The dataset was created through a paired curation process. I defined ten prompt-injection attack families and prepared 150 attack examples. For every attack, I created a matched legitimate request that remains close in topic, context, and vocabulary but does not attempt to override instructions or cross a trust boundary. These boundary pairs were combined with 450 additional legitimate requests, resulting in 600 benign examples and 150 attacks.

This structure is intentional. A detector should not classify a request as malicious merely because it contains terms such as "system prompt," "admin," or "API key." It must distinguish between legitimate user intent and an actual attempt to override authority or extract protected information. The matched benign examples serve as hard negatives and are intended to support false-positive analysis and reduction.

The attack examples were also executed in AltayDuel, AltaySec's continuously operating AI-vs-AI prompt-injection arena. AltayDuel runs Red and Blue agents across multiple model providers and records the complete conversation transcript, model and provider metadata, and judge verdicts. The attack examples included in this release produced successful prompt-injection outcomes under the arena's documented evaluation criteria.
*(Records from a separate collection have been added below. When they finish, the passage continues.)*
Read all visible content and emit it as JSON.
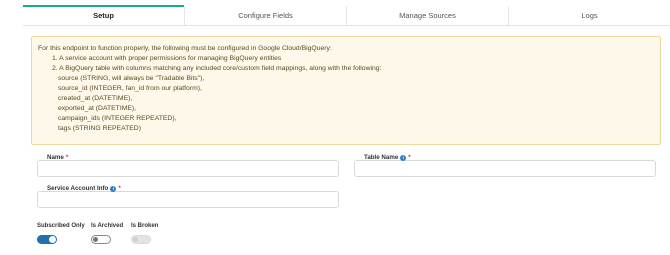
{
  "tabs": [
    {
      "label": "Setup",
      "active": true
    },
    {
      "label": "Configure Fields",
      "active": false
    },
    {
      "label": "Manage Sources",
      "active": false
    },
    {
      "label": "Logs",
      "active": false
    }
  ],
  "notice": {
    "intro": "For this endpoint to function properly, the following must be configured in Google Cloud/BigQuery:",
    "item1": "1. A service account with proper permissions for managing BigQuery entities",
    "item2": "2. A BigQuery table with columns matching any included core/custom field mappings, along with the following:",
    "columns": [
      "source (STRING, will always be \"Tradable Bits\"),",
      "source_id (INTEGER, fan_id from our platform),",
      "created_at (DATETIME),",
      "exported_at (DATETIME),",
      "campaign_ids (INTEGER REPEATED),",
      "tags (STRING REPEATED)"
    ]
  },
  "form": {
    "name_label": "Name",
    "table_name_label": "Table Name",
    "service_account_label": "Service Account Info",
    "required_mark": "*",
    "name_value": "",
    "table_name_value": "",
    "service_account_value": ""
  },
  "toggles": {
    "subscribed_only": {
      "label": "Subscribed Only",
      "state": "on"
    },
    "is_archived": {
      "label": "Is Archived",
      "state": "off"
    },
    "is_broken": {
      "label": "Is Broken",
      "state": "disabled"
    }
  },
  "colors": {
    "tab_accent": "#1aa88e",
    "notice_bg": "#fdf8ea",
    "notice_border": "#efd8a0",
    "toggle_on": "#1f6fb5",
    "info_icon": "#2f7fc1"
  }
}
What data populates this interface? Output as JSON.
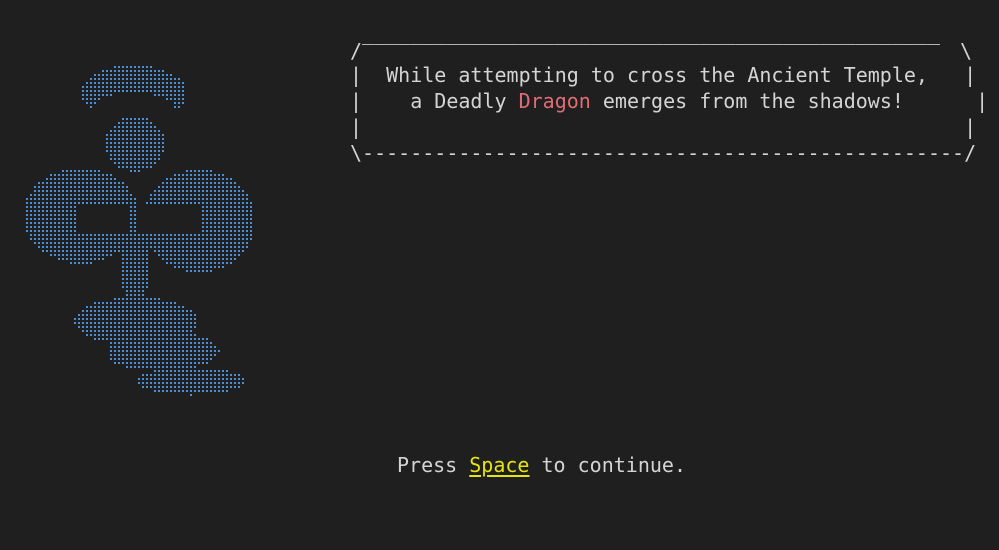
{
  "art": {
    "name": "ghost-sprite",
    "color": "#4a8fd6"
  },
  "narration": {
    "border_top": " ________________________________________________",
    "border_left_top": "/",
    "border_right_top": "\\",
    "line1_prefix": "|  While attempting to cross the Ancient Temple,   |",
    "line2_before": "|    a Deadly ",
    "line2_enemy": "Dragon",
    "line2_after": " emerges from the shadows!      |",
    "line3": "|                                                  |",
    "border_bottom": "\\--------------------------------------------------/",
    "enemy_color": "#e06c75"
  },
  "prompt": {
    "before": "Press ",
    "key": "Space",
    "after": " to continue.",
    "key_color": "#e5e510"
  }
}
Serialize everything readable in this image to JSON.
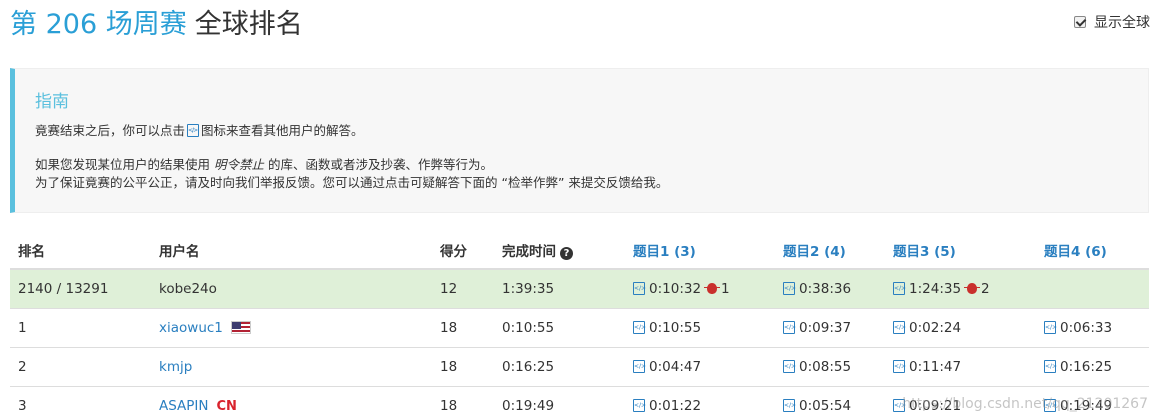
{
  "header": {
    "contest_title": "第 206 场周赛",
    "rank_title": "全球排名"
  },
  "toggle": {
    "label": "显示全球",
    "checked": true
  },
  "guide": {
    "title": "指南",
    "line1_before": "竟赛结束之后，你可以点击",
    "line1_after": "图标来查看其他用户的解答。",
    "line2_before": "如果您发现某位用户的结果使用 ",
    "line2_em": "明令禁止",
    "line2_after": " 的库、函数或者涉及抄袭、作弊等行为。",
    "line3": "为了保证竟赛的公平公正，请及时向我们举报反馈。您可以通过点击可疑解答下面的 “检举作弊” 来提交反馈给我。"
  },
  "table": {
    "headers": {
      "rank": "排名",
      "user": "用户名",
      "score": "得分",
      "finish": "完成时间",
      "q1": "题目1 (3)",
      "q2": "题目2 (4)",
      "q3": "题目3 (5)",
      "q4": "题目4 (6)"
    },
    "rows": [
      {
        "rank": "2140 / 13291",
        "user": "kobe24o",
        "score": "12",
        "finish": "1:39:35",
        "q1": "0:10:32",
        "q1_bugs": "1",
        "q2": "0:38:36",
        "q3": "1:24:35",
        "q3_bugs": "2",
        "q4": ""
      },
      {
        "rank": "1",
        "user": "xiaowuc1",
        "score": "18",
        "finish": "0:10:55",
        "q1": "0:10:55",
        "q2": "0:09:37",
        "q3": "0:02:24",
        "q4": "0:06:33"
      },
      {
        "rank": "2",
        "user": "kmjp",
        "score": "18",
        "finish": "0:16:25",
        "q1": "0:04:47",
        "q2": "0:08:55",
        "q3": "0:11:47",
        "q4": "0:16:25"
      },
      {
        "rank": "3",
        "user": "ASAPIN",
        "region": "CN",
        "score": "18",
        "finish": "0:19:49",
        "q1": "0:01:22",
        "q2": "0:05:54",
        "q3": "0:09:21",
        "q4": "0:19:49"
      }
    ]
  },
  "watermark": "https://blog.csdn.net/qq_21201267"
}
These results should not be interpreted as universal bypasses against every model or configuration. Prompt-injection success remains dependent on the target model, system prompt, available tools, and surrounding application context.

The dataset repository also includes deterministic pair-preserving splits and validation for schema consistency, duplicate rows, pair integrity, split leakage, attack-family balance, and common sensitive-data patterns.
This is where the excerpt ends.